Face aux inquiétudes suscitées par les ajustements de la politique migratoire canadienne, Michèle Glémaud, directrice générale du Service de l’admission et du recrutement de l’UdeM, se veut claire et rassurante. L’université québécoise dispose du quota le plus important de permis d’études destinés aux étudiants étrangers au Québec avec 7 403 permis annuels.

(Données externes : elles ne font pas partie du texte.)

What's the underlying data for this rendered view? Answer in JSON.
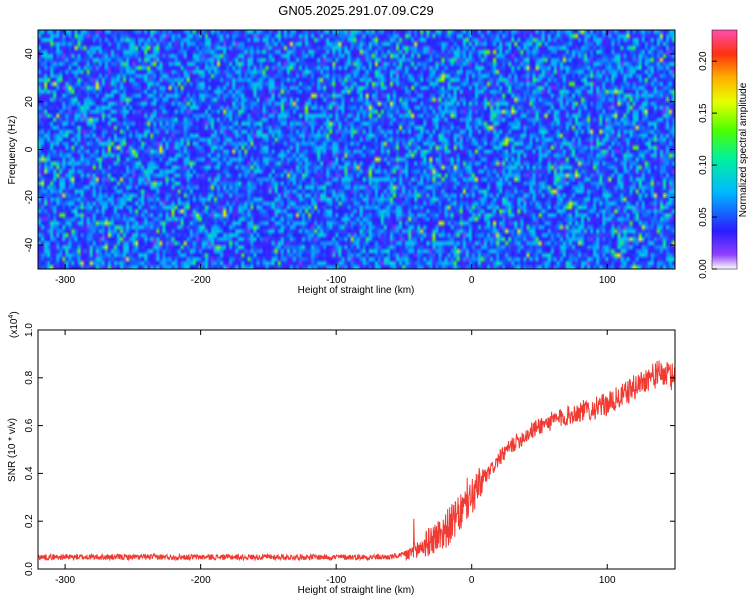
{
  "title": "GN05.2025.291.07.09.C29",
  "chart_data": [
    {
      "type": "heatmap",
      "xlabel": "Height of straight line (km)",
      "ylabel": "Frequency (Hz)",
      "xlim": [
        -320,
        150
      ],
      "ylim": [
        -50,
        50
      ],
      "xticks": [
        -300,
        -200,
        -100,
        0,
        100
      ],
      "yticks": [
        -40,
        -20,
        0,
        20,
        40
      ],
      "colorbar": {
        "label": "Normalized spectral amplitude",
        "range": [
          0,
          0.23
        ],
        "ticks": [
          0.0,
          0.05,
          0.1,
          0.15,
          0.2
        ],
        "tick_labels": [
          "0.00",
          "0.05",
          "0.10",
          "0.15",
          "0.20"
        ],
        "colormap": "rainbow-purple-to-red"
      },
      "typical_value_range": [
        0.03,
        0.09
      ],
      "description_note": "noise-like amplitude field, values mostly 0.03-0.09 with sparse peaks up to ~0.22"
    },
    {
      "type": "line",
      "xlabel": "Height of straight line (km)",
      "ylabel": "SNR (10 * v/v)",
      "y_multiplier": "(x10",
      "y_multiplier_exp": "4",
      "y_multiplier_close": ")",
      "xlim": [
        -320,
        150
      ],
      "ylim": [
        0,
        1.0
      ],
      "xticks": [
        -300,
        -200,
        -100,
        0,
        100
      ],
      "yticks": [
        0.0,
        0.2,
        0.4,
        0.6,
        0.8,
        1.0
      ],
      "ytick_labels": [
        "0.0",
        "0.2",
        "0.4",
        "0.6",
        "0.8",
        "1.0"
      ],
      "line_color": "#f03a32",
      "series": [
        {
          "x": [
            -320,
            -300,
            -250,
            -200,
            -150,
            -100,
            -60,
            -48,
            -40,
            -30,
            -20,
            -10,
            0,
            10,
            20,
            30,
            40,
            50,
            60,
            70,
            80,
            90,
            100,
            110,
            120,
            130,
            140,
            150
          ],
          "values": [
            0.05,
            0.05,
            0.05,
            0.05,
            0.05,
            0.05,
            0.05,
            0.06,
            0.08,
            0.12,
            0.16,
            0.22,
            0.3,
            0.38,
            0.46,
            0.52,
            0.56,
            0.6,
            0.62,
            0.64,
            0.66,
            0.67,
            0.69,
            0.72,
            0.76,
            0.8,
            0.82,
            0.8
          ]
        }
      ]
    }
  ]
}
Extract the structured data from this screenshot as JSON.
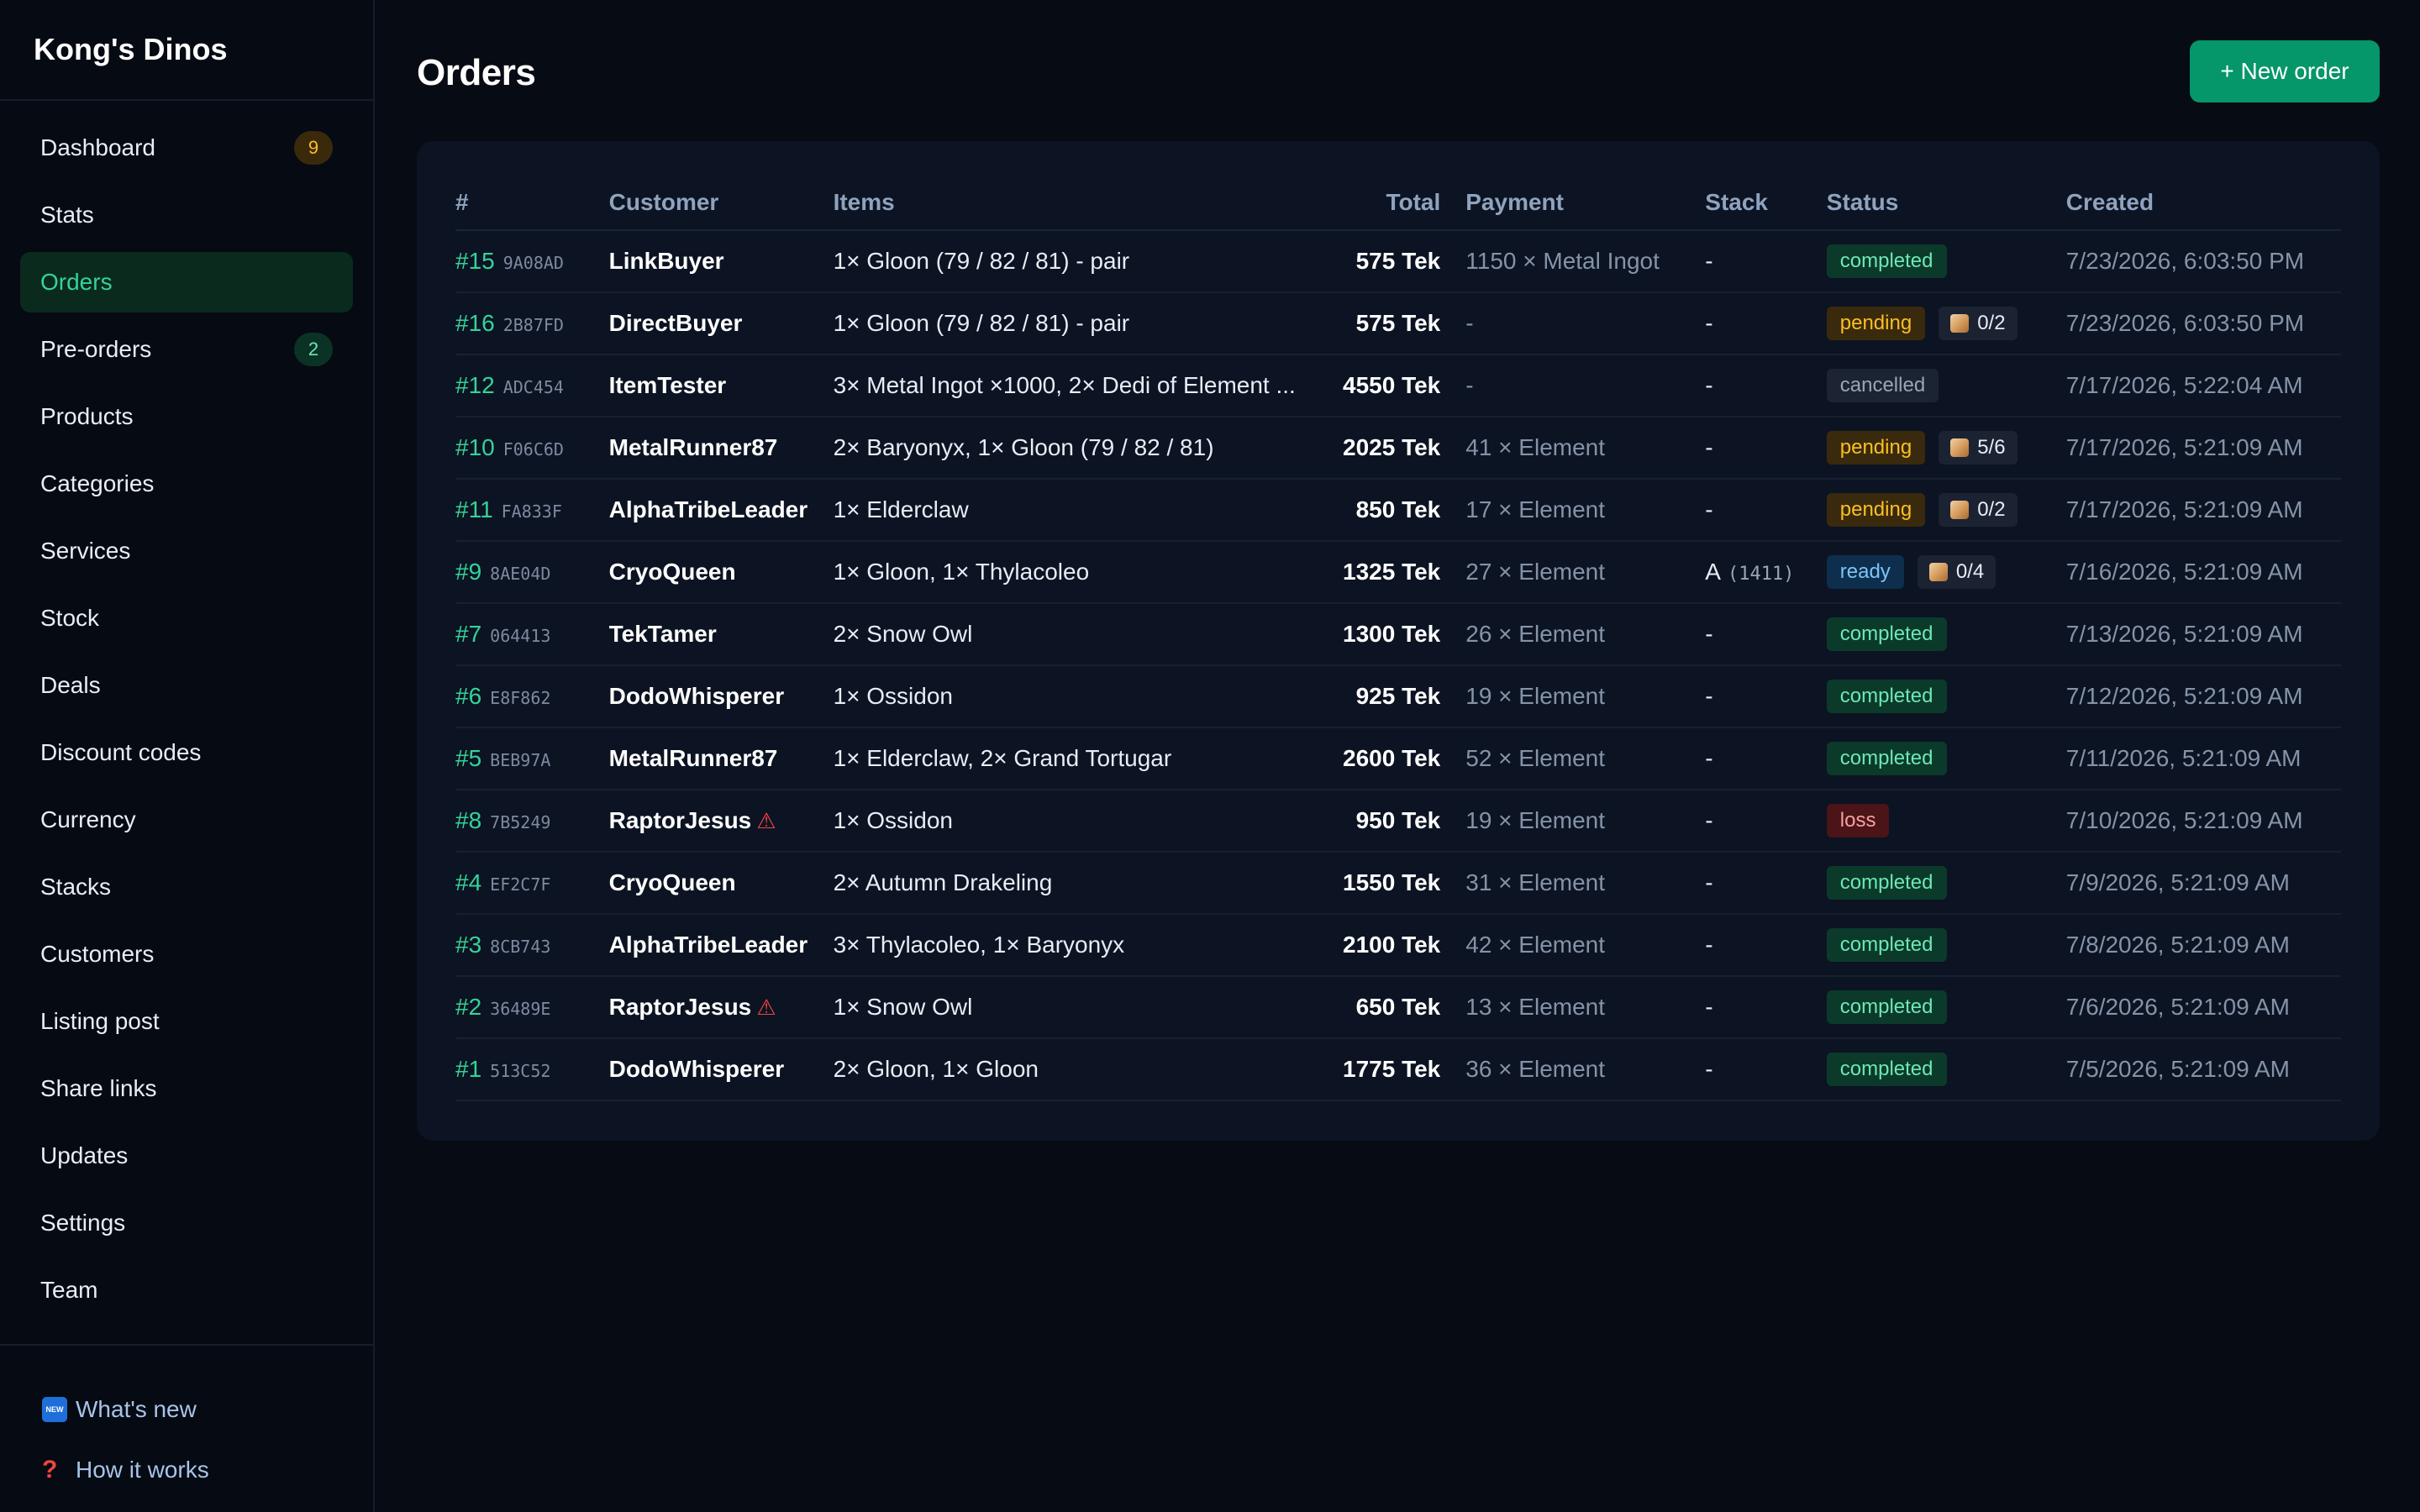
{
  "brand": "Kong's Dinos",
  "sidebar": {
    "items": [
      {
        "label": "Dashboard",
        "badge": "9",
        "badge_color": "amber",
        "active": false
      },
      {
        "label": "Stats",
        "badge": null,
        "active": false
      },
      {
        "label": "Orders",
        "badge": null,
        "active": true
      },
      {
        "label": "Pre-orders",
        "badge": "2",
        "badge_color": "green",
        "active": false
      },
      {
        "label": "Products",
        "badge": null,
        "active": false
      },
      {
        "label": "Categories",
        "badge": null,
        "active": false
      },
      {
        "label": "Services",
        "badge": null,
        "active": false
      },
      {
        "label": "Stock",
        "badge": null,
        "active": false
      },
      {
        "label": "Deals",
        "badge": null,
        "active": false
      },
      {
        "label": "Discount codes",
        "badge": null,
        "active": false
      },
      {
        "label": "Currency",
        "badge": null,
        "active": false
      },
      {
        "label": "Stacks",
        "badge": null,
        "active": false
      },
      {
        "label": "Customers",
        "badge": null,
        "active": false
      },
      {
        "label": "Listing post",
        "badge": null,
        "active": false
      },
      {
        "label": "Share links",
        "badge": null,
        "active": false
      },
      {
        "label": "Updates",
        "badge": null,
        "active": false
      },
      {
        "label": "Settings",
        "badge": null,
        "active": false
      },
      {
        "label": "Team",
        "badge": null,
        "active": false
      }
    ],
    "footer": {
      "whats_new": "What's new",
      "new_icon_text": "NEW",
      "how_it_works": "How it works",
      "help_icon_text": "?"
    }
  },
  "header": {
    "title": "Orders",
    "new_order_label": "+ New order"
  },
  "table": {
    "columns": {
      "num": "#",
      "customer": "Customer",
      "items": "Items",
      "total": "Total",
      "payment": "Payment",
      "stack": "Stack",
      "status": "Status",
      "created": "Created"
    },
    "rows": [
      {
        "num": "#15",
        "hash": "9A08AD",
        "customer": "LinkBuyer",
        "warn": false,
        "items": "1× Gloon (79 / 82 / 81) - pair",
        "total": "575 Tek",
        "payment": "1150 × Metal Ingot",
        "stack": "-",
        "stack_sub": "",
        "status": "completed",
        "progress": "",
        "created": "7/23/2026, 6:03:50 PM"
      },
      {
        "num": "#16",
        "hash": "2B87FD",
        "customer": "DirectBuyer",
        "warn": false,
        "items": "1× Gloon (79 / 82 / 81) - pair",
        "total": "575 Tek",
        "payment": "-",
        "stack": "-",
        "stack_sub": "",
        "status": "pending",
        "progress": "0/2",
        "created": "7/23/2026, 6:03:50 PM"
      },
      {
        "num": "#12",
        "hash": "ADC454",
        "customer": "ItemTester",
        "warn": false,
        "items": "3× Metal Ingot ×1000, 2× Dedi of Element ...",
        "total": "4550 Tek",
        "payment": "-",
        "stack": "-",
        "stack_sub": "",
        "status": "cancelled",
        "progress": "",
        "created": "7/17/2026, 5:22:04 AM"
      },
      {
        "num": "#10",
        "hash": "F06C6D",
        "customer": "MetalRunner87",
        "warn": false,
        "items": "2× Baryonyx, 1× Gloon (79 / 82 / 81)",
        "total": "2025 Tek",
        "payment": "41 × Element",
        "stack": "-",
        "stack_sub": "",
        "status": "pending",
        "progress": "5/6",
        "created": "7/17/2026, 5:21:09 AM"
      },
      {
        "num": "#11",
        "hash": "FA833F",
        "customer": "AlphaTribeLeader",
        "warn": false,
        "items": "1× Elderclaw",
        "total": "850 Tek",
        "payment": "17 × Element",
        "stack": "-",
        "stack_sub": "",
        "status": "pending",
        "progress": "0/2",
        "created": "7/17/2026, 5:21:09 AM"
      },
      {
        "num": "#9",
        "hash": "8AE04D",
        "customer": "CryoQueen",
        "warn": false,
        "items": "1× Gloon, 1× Thylacoleo",
        "total": "1325 Tek",
        "payment": "27 × Element",
        "stack": "A",
        "stack_sub": "(1411)",
        "status": "ready",
        "progress": "0/4",
        "created": "7/16/2026, 5:21:09 AM"
      },
      {
        "num": "#7",
        "hash": "064413",
        "customer": "TekTamer",
        "warn": false,
        "items": "2× Snow Owl",
        "total": "1300 Tek",
        "payment": "26 × Element",
        "stack": "-",
        "stack_sub": "",
        "status": "completed",
        "progress": "",
        "created": "7/13/2026, 5:21:09 AM"
      },
      {
        "num": "#6",
        "hash": "E8F862",
        "customer": "DodoWhisperer",
        "warn": false,
        "items": "1× Ossidon",
        "total": "925 Tek",
        "payment": "19 × Element",
        "stack": "-",
        "stack_sub": "",
        "status": "completed",
        "progress": "",
        "created": "7/12/2026, 5:21:09 AM"
      },
      {
        "num": "#5",
        "hash": "BEB97A",
        "customer": "MetalRunner87",
        "warn": false,
        "items": "1× Elderclaw, 2× Grand Tortugar",
        "total": "2600 Tek",
        "payment": "52 × Element",
        "stack": "-",
        "stack_sub": "",
        "status": "completed",
        "progress": "",
        "created": "7/11/2026, 5:21:09 AM"
      },
      {
        "num": "#8",
        "hash": "7B5249",
        "customer": "RaptorJesus",
        "warn": true,
        "items": "1× Ossidon",
        "total": "950 Tek",
        "payment": "19 × Element",
        "stack": "-",
        "stack_sub": "",
        "status": "loss",
        "progress": "",
        "created": "7/10/2026, 5:21:09 AM"
      },
      {
        "num": "#4",
        "hash": "EF2C7F",
        "customer": "CryoQueen",
        "warn": false,
        "items": "2× Autumn Drakeling",
        "total": "1550 Tek",
        "payment": "31 × Element",
        "stack": "-",
        "stack_sub": "",
        "status": "completed",
        "progress": "",
        "created": "7/9/2026, 5:21:09 AM"
      },
      {
        "num": "#3",
        "hash": "8CB743",
        "customer": "AlphaTribeLeader",
        "warn": false,
        "items": "3× Thylacoleo, 1× Baryonyx",
        "total": "2100 Tek",
        "payment": "42 × Element",
        "stack": "-",
        "stack_sub": "",
        "status": "completed",
        "progress": "",
        "created": "7/8/2026, 5:21:09 AM"
      },
      {
        "num": "#2",
        "hash": "36489E",
        "customer": "RaptorJesus",
        "warn": true,
        "items": "1× Snow Owl",
        "total": "650 Tek",
        "payment": "13 × Element",
        "stack": "-",
        "stack_sub": "",
        "status": "completed",
        "progress": "",
        "created": "7/6/2026, 5:21:09 AM"
      },
      {
        "num": "#1",
        "hash": "513C52",
        "customer": "DodoWhisperer",
        "warn": false,
        "items": "2× Gloon, 1× Gloon",
        "total": "1775 Tek",
        "payment": "36 × Element",
        "stack": "-",
        "stack_sub": "",
        "status": "completed",
        "progress": "",
        "created": "7/5/2026, 5:21:09 AM"
      }
    ]
  },
  "colors": {
    "accent": "#059669",
    "accent_text": "#34d399",
    "background": "#070b14",
    "card": "#0c1322"
  }
}
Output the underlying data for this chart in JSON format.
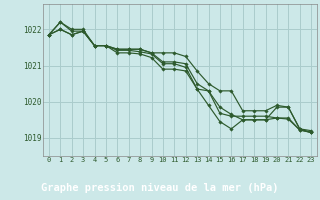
{
  "background_color": "#cce8e8",
  "plot_bg_color": "#cce8e8",
  "footer_bg_color": "#2d6b2d",
  "grid_color": "#aacccc",
  "line_color": "#2d5a2d",
  "marker_color": "#2d5a2d",
  "title": "Graphe pression niveau de la mer (hPa)",
  "title_color": "#ffffff",
  "title_fontsize": 7.5,
  "xlim": [
    -0.5,
    23.5
  ],
  "ylim": [
    1018.5,
    1022.7
  ],
  "yticks": [
    1019,
    1020,
    1021,
    1022
  ],
  "xticks": [
    0,
    1,
    2,
    3,
    4,
    5,
    6,
    7,
    8,
    9,
    10,
    11,
    12,
    13,
    14,
    15,
    16,
    17,
    18,
    19,
    20,
    21,
    22,
    23
  ],
  "lines": [
    [
      1021.85,
      1022.2,
      1021.95,
      1021.95,
      1021.55,
      1021.55,
      1021.45,
      1021.45,
      1021.45,
      1021.35,
      1021.1,
      1021.1,
      1021.05,
      1020.5,
      1020.3,
      1019.85,
      1019.65,
      1019.5,
      1019.5,
      1019.5,
      1019.85,
      1019.85,
      1019.25,
      1019.2
    ],
    [
      1021.85,
      1022.2,
      1022.0,
      1022.0,
      1021.55,
      1021.55,
      1021.45,
      1021.45,
      1021.45,
      1021.35,
      1021.35,
      1021.35,
      1021.25,
      1020.85,
      1020.5,
      1020.3,
      1020.3,
      1019.75,
      1019.75,
      1019.75,
      1019.9,
      1019.85,
      1019.25,
      1019.15
    ],
    [
      1021.85,
      1022.0,
      1021.85,
      1021.95,
      1021.55,
      1021.55,
      1021.42,
      1021.42,
      1021.38,
      1021.32,
      1021.05,
      1021.05,
      1020.95,
      1020.35,
      1020.3,
      1019.68,
      1019.6,
      1019.6,
      1019.6,
      1019.6,
      1019.55,
      1019.55,
      1019.22,
      1019.15
    ],
    [
      1021.85,
      1022.0,
      1021.85,
      1021.95,
      1021.55,
      1021.55,
      1021.35,
      1021.35,
      1021.32,
      1021.22,
      1020.9,
      1020.9,
      1020.85,
      1020.35,
      1019.9,
      1019.45,
      1019.25,
      1019.5,
      1019.5,
      1019.5,
      1019.55,
      1019.52,
      1019.22,
      1019.15
    ]
  ]
}
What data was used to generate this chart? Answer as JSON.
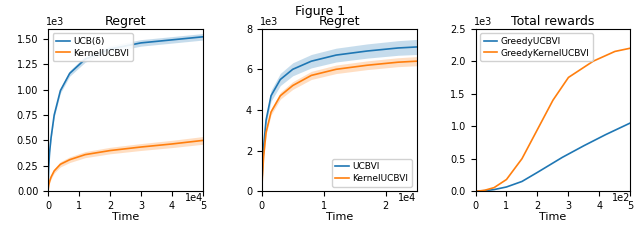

Ce plafond a récemment été reconduit par le gouvernement québécois pour les deux prochaines années, offrant ainsi une stabilité bienvenue dans un contexte international incertain. L’institution n’atteint même pas ce quota actuellement, ce qui signifie qu’un étudiant français disposant d’un bon dossier académique sera admis à l’Université de Montréal et obtiendra son permis d’études sans difficulté particulière.

La baisse générale du nombre d’étudiants internationaux au Canada, estimée entre 25 et 30% au cours de l’année écoulée, n’a eu qu’un impact limité sur les effectifs français à l’UdeM, avec une diminution de moins de 10%. Cette relative stabilité s’explique par les liens historiques entre l’établissement et la France, ainsi que par les avantages financiers maintenus dans le cadre de l’entente France-Québec.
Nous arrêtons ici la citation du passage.